Beyond mandatory guidelines, the internal audit activity must understand the public view of what is considered "safe," especially as misalignment with these perceptions could constitute a significant reputation risk for the organization. "Consumer or stakeholder response to health and safety cannot be overstated, and it's easy to overlook if focus is only on minimum requirements," Brooks says.
"If you go into a store and you see that they're not following COVID-19 protocols, even if your jurisdiction recently relaxed requirements, you may decide to exit the store and take your business elsewhere," she explains. "It's not about just following the letter of the law, it's about being a good corporate citizen."
The Rhode Island Manufacturers Association recently recommended one potential model for internal audit involvement in health and safety that includes a COVID-19 designated internal auditor checklist.

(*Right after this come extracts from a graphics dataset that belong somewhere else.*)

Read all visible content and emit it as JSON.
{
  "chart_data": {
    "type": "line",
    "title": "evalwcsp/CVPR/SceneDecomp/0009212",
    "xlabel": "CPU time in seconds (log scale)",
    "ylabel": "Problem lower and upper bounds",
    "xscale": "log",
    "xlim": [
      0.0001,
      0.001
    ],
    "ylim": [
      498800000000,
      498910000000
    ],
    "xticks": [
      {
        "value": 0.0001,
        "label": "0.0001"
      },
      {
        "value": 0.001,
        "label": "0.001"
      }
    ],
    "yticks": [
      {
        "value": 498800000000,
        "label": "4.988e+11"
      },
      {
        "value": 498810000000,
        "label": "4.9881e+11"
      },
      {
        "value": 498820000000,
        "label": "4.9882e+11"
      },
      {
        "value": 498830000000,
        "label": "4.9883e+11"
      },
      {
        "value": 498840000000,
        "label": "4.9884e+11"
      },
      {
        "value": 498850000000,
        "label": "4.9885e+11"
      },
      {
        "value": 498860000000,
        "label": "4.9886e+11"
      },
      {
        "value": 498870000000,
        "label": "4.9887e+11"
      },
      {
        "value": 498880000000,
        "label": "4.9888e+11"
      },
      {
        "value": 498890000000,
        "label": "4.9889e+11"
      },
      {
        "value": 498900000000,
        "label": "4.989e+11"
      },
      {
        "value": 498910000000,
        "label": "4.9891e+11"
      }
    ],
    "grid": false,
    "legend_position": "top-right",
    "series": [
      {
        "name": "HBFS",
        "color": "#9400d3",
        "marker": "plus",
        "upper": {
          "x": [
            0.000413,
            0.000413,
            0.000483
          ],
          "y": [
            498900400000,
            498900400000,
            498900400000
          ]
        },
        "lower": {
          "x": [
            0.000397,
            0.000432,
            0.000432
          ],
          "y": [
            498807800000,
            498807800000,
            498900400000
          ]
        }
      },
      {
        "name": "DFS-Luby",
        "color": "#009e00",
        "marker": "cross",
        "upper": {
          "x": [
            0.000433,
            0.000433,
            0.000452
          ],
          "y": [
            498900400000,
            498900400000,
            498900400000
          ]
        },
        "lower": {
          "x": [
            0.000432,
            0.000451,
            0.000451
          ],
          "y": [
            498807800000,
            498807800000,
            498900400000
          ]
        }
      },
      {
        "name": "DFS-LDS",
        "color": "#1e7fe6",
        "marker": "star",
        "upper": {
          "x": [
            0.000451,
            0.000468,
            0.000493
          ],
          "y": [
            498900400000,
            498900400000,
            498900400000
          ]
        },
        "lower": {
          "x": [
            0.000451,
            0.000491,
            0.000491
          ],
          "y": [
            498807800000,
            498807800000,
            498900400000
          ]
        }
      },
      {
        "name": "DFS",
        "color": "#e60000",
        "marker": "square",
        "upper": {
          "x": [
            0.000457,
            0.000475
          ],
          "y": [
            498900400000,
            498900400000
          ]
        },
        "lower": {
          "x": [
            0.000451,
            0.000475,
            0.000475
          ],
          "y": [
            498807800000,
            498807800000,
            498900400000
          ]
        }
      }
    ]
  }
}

Some of the internal audit responsibilities outlined on this checklist include assessing whether:
- There is organizationwide knowledge of the COVID-19 Response Plan.
- Masks are worn in required areas, as well as adherence to personal protective equipment guidance.
- The organization complies with the Department of Health, and applicable signage and checklists are posted in visible locations.
- Daily cleaning schedules are documented and monitored.
- Social distance is adhered to in gathering areas such as breakrooms.
- Human resources is monitoring/reporting employees' absences and testing status.
A Greater Emphasis on Health and Safety
Even as COVID-19 vaccinations are underway, there remains within the business community an expectation that the focus on health and safety will not subside. With its responsibility to ensure the organization is proactive in addressing long-term risks, internal audit's role in this area is not expected to lessen, either. In fact, in the long term, it is expected that regulators will place a greater emphasis on maintaining an updated pandemic policy, as well as policies on day-to-day risks, including air quality control and adequate cleaning procedures.
In many regards, businesses should consider health and safety not only from a moral perspective, but also from a financial perspective. "Health considerations in regard to a physical office environment must be looked at as providing a return on investment," says David MacLean, founder and president of McMac Cx, an environmental services firm in Houston. "It reduces costs per employee, minimizes absenteeism, reduces turnover, and provides greater ease of high-quality recruitment."
"People want to come to buildings where they know they will be healthy," MacLean says, "and, guess what? Healthy people are going to be more awake in their chair and help the business be more productive."
With so many new considerations falling under internal audit's purview — including environmental, social, and governance and diversity, equity, and inclusion — health and safety on a macro and micro-level, even post-pandemic, should not get lost in the clutter. It's a tall order, but with appropriate consideration of resources and open lines of communication, internal audit functions should be more than up to the challenge.